More change for women in film

David Roepke

Renowned film critic and author Molly Haskell said the roles of women on the silver screen have continually changed since film was created, but female characters still are not as strong as they could be.

“Our expectations are so raised now,” she said. “We expect revolutions to happen overnight. It’s coming, but we must wait.”

Haskell’s presentation, titled “Whose Fantasy Are We Seeing? Women and Men in Film,” was held Wednesday in the Sun Room of the Memorial Union before a near-capacity crowd of more than 160 people.

“I don’t think we’re passive receptacles,” she said. “A lot of what you see in a movie is what you bring into it.”

Haskell spoke about the evolution of the way women have been treated since the inception of silent films in the 1920s.

She said silent films cast women in one of two types or roles: the Madonna and the whore.

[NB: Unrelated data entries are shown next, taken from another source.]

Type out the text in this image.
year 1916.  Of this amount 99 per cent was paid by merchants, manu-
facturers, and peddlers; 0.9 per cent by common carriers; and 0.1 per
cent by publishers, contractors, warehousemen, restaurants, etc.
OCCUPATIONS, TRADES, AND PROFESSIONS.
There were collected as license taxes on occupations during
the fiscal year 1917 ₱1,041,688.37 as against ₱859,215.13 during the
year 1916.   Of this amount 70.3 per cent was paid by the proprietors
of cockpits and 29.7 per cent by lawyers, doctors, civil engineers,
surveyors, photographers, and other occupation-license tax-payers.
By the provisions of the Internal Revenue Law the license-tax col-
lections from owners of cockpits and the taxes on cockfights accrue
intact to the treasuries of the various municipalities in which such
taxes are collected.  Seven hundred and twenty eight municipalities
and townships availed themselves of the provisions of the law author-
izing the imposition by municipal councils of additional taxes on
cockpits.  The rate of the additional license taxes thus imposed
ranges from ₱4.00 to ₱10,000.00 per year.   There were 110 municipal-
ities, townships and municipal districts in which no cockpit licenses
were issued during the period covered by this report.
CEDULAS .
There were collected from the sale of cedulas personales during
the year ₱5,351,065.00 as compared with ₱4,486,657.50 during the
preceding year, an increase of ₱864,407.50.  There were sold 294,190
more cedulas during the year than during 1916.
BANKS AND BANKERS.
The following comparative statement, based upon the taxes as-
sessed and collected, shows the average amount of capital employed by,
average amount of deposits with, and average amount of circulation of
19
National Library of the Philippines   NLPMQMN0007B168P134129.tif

However, the movie industry soon began to see regulation. After the installment of the production code of the 1930s, movie makers had to find ways to portray sex and violence through metaphors, leading to some very interesting movies, she said.

Haskell said the films of those days also were put in one of two categories: the screwball comedy and the film noir. The screwball movies were lighter and appealed more to women, and the film noir movies projected the sexual guilt of men onto women.

“And interestingly enough,” Haskell said, “the two genres that appeal to youngsters today is screwball comedies and film noir.”

Haskell said she found the films of the next decade, the 1940s, to be a lot like current films.

Specifically, she said a lot of women’s roles in the decade dealt with women struggling with working and trying to raise a family. She also said a large number of current roles revolved around the same concept.

“This either/or supposition in the ’40s was more than something exterior censors pushed on us,” Haskell said. “There is something in all of us that wants to see the woman and the man get together. No matter how successful a woman is, she’s still got to be a woman in the end.”

But although the women of the silver screen in the 1940s always turned out to be “women” in the end, they were remembered as being strong, independent women, Haskell said. She said because of this, she really liked the women’s roles in the 1940s.

“But that gets into just how should women be portrayed, anyway,” Haskell said. “Is it correct to show women triumphantly or victimized? Don’t we need both?”

Haskell said women’s roles in the ’70s were just terrible.

“The 1970s had wimpy women,” she said.

Haskell said the ’80s saw more of a return to strong roles for women. Those films led into the films of the current decade, which Haskell saw with mixed reviews.

Talking about femme fatale movies such as “Basic Instinct” and “Fatal Attraction,” Haskell said, “If a man were a woman, he would want to be this type of woman — a bisexual, violent rich writer.”

Haskell glowingly spoke of recent movies such as “Age of Innocence,” “Jackie Brown” and “Shakespeare in Love.”

Haskell’s speech was funded by the Government of the Student Body, in cooperation with the Student Union Board and the American Indian Symposium. It is one of the lectures in a series on film called Creating Reality: Film in America.

The week-long lecture series is sponsored by the Institute on National Affairs.